Wow. What a year. The city's ship of state is pulling apart at the welds. Down in the engine room they're up to their necks in saltwater. Somebody threw the captain overboard. A big pirate ship from the Park Cities just hove into view. They want us to behead the remaining officers. We're thinking about it.

Speaking as a Dallas Observer columnist, this has been the second-best year of my life. The next one will be the best.

Please understand. Rascality and mayhem are to me what wheat is to a miller. And I see bumper crops ahead.

In these computer-generated images from the city's Trinity Web page, people enjoy recreational amenities that in fact are not included in the Trinity River Plan.
In these computer-generated images from the city's Trinity Web page, people enjoy recreational amenities that in fact are not included in the Trinity River Plan.

For example, recently arrived on my desk is the slickly produced special D magazine Trinity River edition, just out, called "The Trinity: How the river will change Dallas forever." This magazine--a collection of preposterous whoppers, fibs, prevarications, exaggerations, subterfuge, propaganda and Orwellian doublespeak--is an omen of things just ahead.

This is a town where some people think telling big fat whoppers is "leadership" and believing those whoppers is "having faith." This magazine on my desk--a "special report" by D, Dallas' quarter-century-old city magazine--is a perfect example.

The magazine is a sales pitch for the Trinity River project, Dallas' own "Big Dig," an ambitious multibillion-dollar public works project to rebuild the Trinity where it flows through the center of the city. By a very narrow vote in 1998, voters approved $246 million for parks and a sailboat lake in the center of downtown. An expensive ad campaign for the proposal assured voters that the city's $246 million would be matched with $1.2 billion in state and federal funds.

What a deal. We put $246 million on the table. They put in $1.2 billion. We turn a foul-smelling sump downtown into a mini-Mediterranean. Developers rush in with cool condo towers and waterfront restaurants. Why wouldn't we do this?

Before we pull the D magazine special edition apart like an over-boiled, crudely spiced freezer chicken, let me just cut to the chase on the answer to my own question: Of course, we would do what was promised us when we voted for the bonds. That's why we voted for the bonds, however narrowly. We did want what they showed us on TV.

The problem is that we're not getting it. Not remotely. We have been scammed. Three years ago lawyers for the city of Dallas went to district court and argued that the city should not be bound by any of the promises the city made during the bond campaign. Judge Ann Ashby agreed.

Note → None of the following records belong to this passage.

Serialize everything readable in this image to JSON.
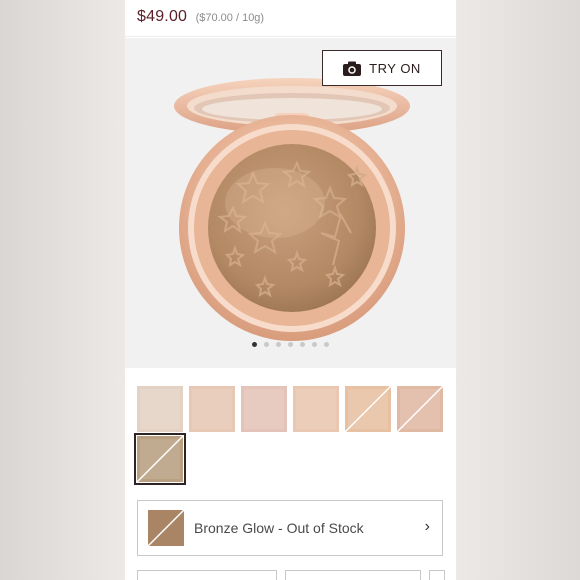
{
  "product": {
    "price": "$49.00",
    "unit_price": "($70.00 / 10g)"
  },
  "hero": {
    "try_on_label": "TRY ON",
    "try_on_icon": "camera-icon",
    "carousel_dots": 7,
    "active_dot": 0
  },
  "swatches": [
    {
      "name": "swatch-1",
      "color": "#e3d2c3",
      "out_of_stock": false,
      "selected": false
    },
    {
      "name": "swatch-2",
      "color": "#e6c8b4",
      "out_of_stock": false,
      "selected": false
    },
    {
      "name": "swatch-3",
      "color": "#e4c3b8",
      "out_of_stock": false,
      "selected": false
    },
    {
      "name": "swatch-4",
      "color": "#e9c7b1",
      "out_of_stock": false,
      "selected": false
    },
    {
      "name": "swatch-5",
      "color": "#e8c1a2",
      "out_of_stock": true,
      "selected": false
    },
    {
      "name": "swatch-6",
      "color": "#e0b9a3",
      "out_of_stock": true,
      "selected": false
    },
    {
      "name": "swatch-7",
      "color": "#b9a081",
      "out_of_stock": true,
      "selected": true
    }
  ],
  "shade_selector": {
    "label": "Bronze Glow - Out of Stock",
    "color": "#a98566"
  },
  "colors": {
    "price": "#5a1f28",
    "compact_rose_gold": "#e9b99b",
    "powder": "#b98d68"
  }
}
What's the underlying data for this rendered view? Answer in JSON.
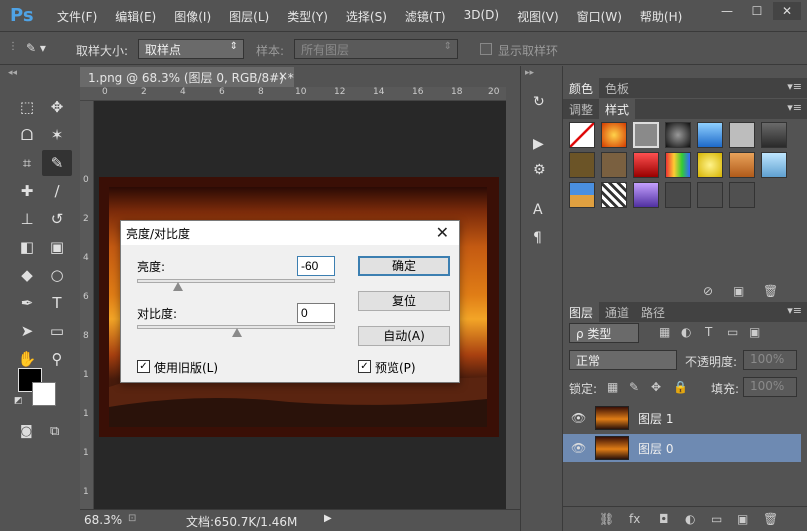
{
  "app": {
    "logo": "Ps"
  },
  "menu": [
    "文件(F)",
    "编辑(E)",
    "图像(I)",
    "图层(L)",
    "类型(Y)",
    "选择(S)",
    "滤镜(T)",
    "3D(D)",
    "视图(V)",
    "窗口(W)",
    "帮助(H)"
  ],
  "window_buttons": {
    "minimize": "—",
    "maximize": "☐",
    "close": "✕"
  },
  "options": {
    "sample_size_label": "取样大小:",
    "sample_size_value": "取样点",
    "sample_label": "样本:",
    "sample_value": "所有图层",
    "show_ring_label": "显示取样环"
  },
  "document": {
    "tab_title": "1.png @ 68.3% (图层 0, RGB/8#) *",
    "tab_close": "×",
    "ruler_h": [
      "0",
      "2",
      "4",
      "6",
      "8",
      "10",
      "12",
      "14",
      "16",
      "18",
      "20"
    ],
    "ruler_v": [
      "0",
      "2",
      "4",
      "6",
      "8",
      "1",
      "1",
      "1",
      "1",
      "1"
    ]
  },
  "status": {
    "zoom": "68.3%",
    "doc_info": "文档:650.7K/1.46M"
  },
  "dialog": {
    "title": "亮度/对比度",
    "brightness_label": "亮度:",
    "brightness_value": "-60",
    "contrast_label": "对比度:",
    "contrast_value": "0",
    "ok_label": "确定",
    "reset_label": "复位",
    "auto_label": "自动(A)",
    "legacy_label": "使用旧版(L)",
    "legacy_checked": true,
    "preview_label": "预览(P)",
    "preview_checked": true,
    "brightness_slider_fraction": 0.2,
    "contrast_slider_fraction": 0.5
  },
  "panels": {
    "color_tabs": [
      "颜色",
      "色板"
    ],
    "style_tabs": [
      "调整",
      "样式"
    ],
    "layer_tabs": [
      "图层",
      "通道",
      "路径"
    ],
    "filter_type": "ρ 类型",
    "blend_mode": "正常",
    "opacity_label": "不透明度:",
    "opacity_value": "100%",
    "lock_label": "锁定:",
    "fill_label": "填充:",
    "fill_value": "100%",
    "layers": [
      {
        "name": "图层 1",
        "selected": false
      },
      {
        "name": "图层 0",
        "selected": true
      }
    ]
  },
  "colors": {
    "selected_layer_bg": "#6e8ab2",
    "accent": "#3c7fb1"
  }
}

So please allow me to run it down for you in detail. The D magazine special edition goes on and on about the recreational amenities the Trinity River project will create: "...the Trinity River will accommodate small sailboats and paddle boats," the magazine tells its readers. "More interestingly, a reverse-flow lake is planned with a 17-foot drop where it curves back to the river, creating rapids and a perfect whitewater course for winter kayaking competitions...

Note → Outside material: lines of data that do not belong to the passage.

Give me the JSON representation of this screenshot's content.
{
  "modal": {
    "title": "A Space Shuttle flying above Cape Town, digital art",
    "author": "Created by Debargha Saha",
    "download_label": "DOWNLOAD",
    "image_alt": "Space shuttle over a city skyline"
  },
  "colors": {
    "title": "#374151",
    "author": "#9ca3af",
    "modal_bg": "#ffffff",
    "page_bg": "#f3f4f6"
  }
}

"But the most visible benefit will be on the Oak Cliff side, which will have easy access to downtown, great views and--most important of all--along the levee, direct entry into the country's largest urban park."

All of this is a lie.

D magazine assigned a team of reporters to work on this. At some point, one or more of them had to do what I am going to urge you to do, which is go click on the city's official Trinity River project Web page at Once there, I want you to click on "Balanced Vision Plan" over at the left-hand side of the page. Then click on "executive summary." I hope all this stuff will still be up. It's been posted for a year, but I asked the city about it last week, and they might get clever and pull it down.

You will see a PDF document, and on the second page of that document, after the cover page, you will find a table showing what is funded and included in the project as it now exists. The same table also shows what could be included if the city found a way to come up with an additional $110 million (an increase in our total investment of 45 percent). And it also shows what could be included if someone, possibly Santa Claus, kicked in an additional $700 million. I was disappointed because I wanted to see what we could have if an anonymous donor gave us $52 kadoozerzillion. Eternal youth?

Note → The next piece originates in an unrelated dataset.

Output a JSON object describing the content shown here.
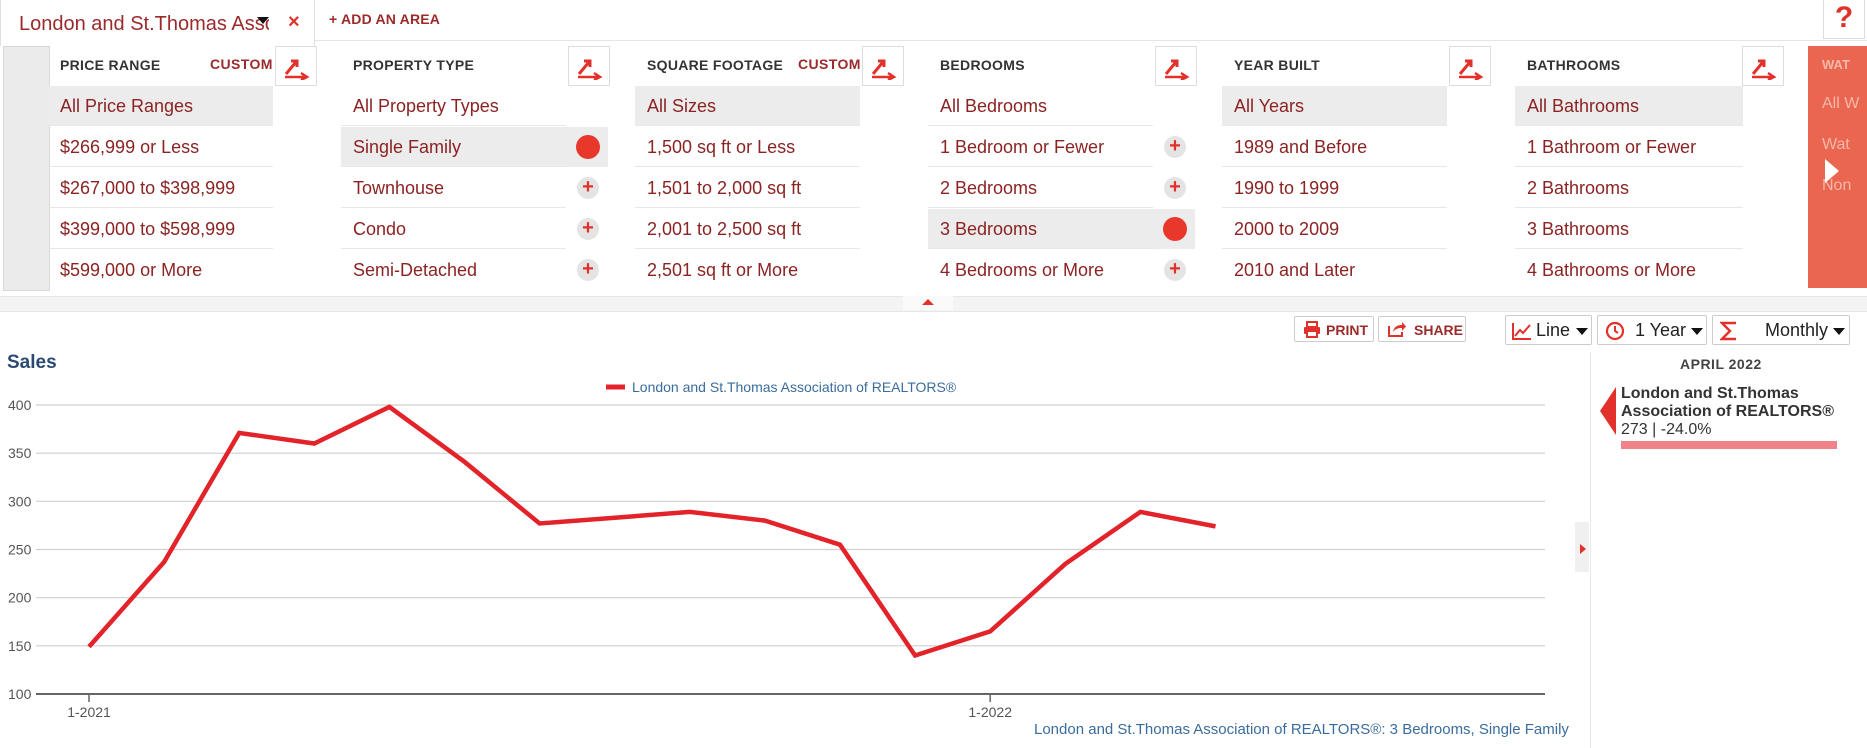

Here's the point. And remember, in months of preparation, reporting and interviews, there is no way that somebody at D magazine did not know this: There is no white-water kayaking, no waterfalls, none of that in this plan. The exact word in the document is "none."

And what if the city were able to come up with another $110 million and go to the "Expanded Phase 1" version of the project? Dallas Mayor Laura Miller is quoted in the magazine as saying the extra $110 million, for which she is willing to recommend a tax hike, will "put all the bells and whistles" on the project. So how much white-water kayaking will "all the bells and whistles" include?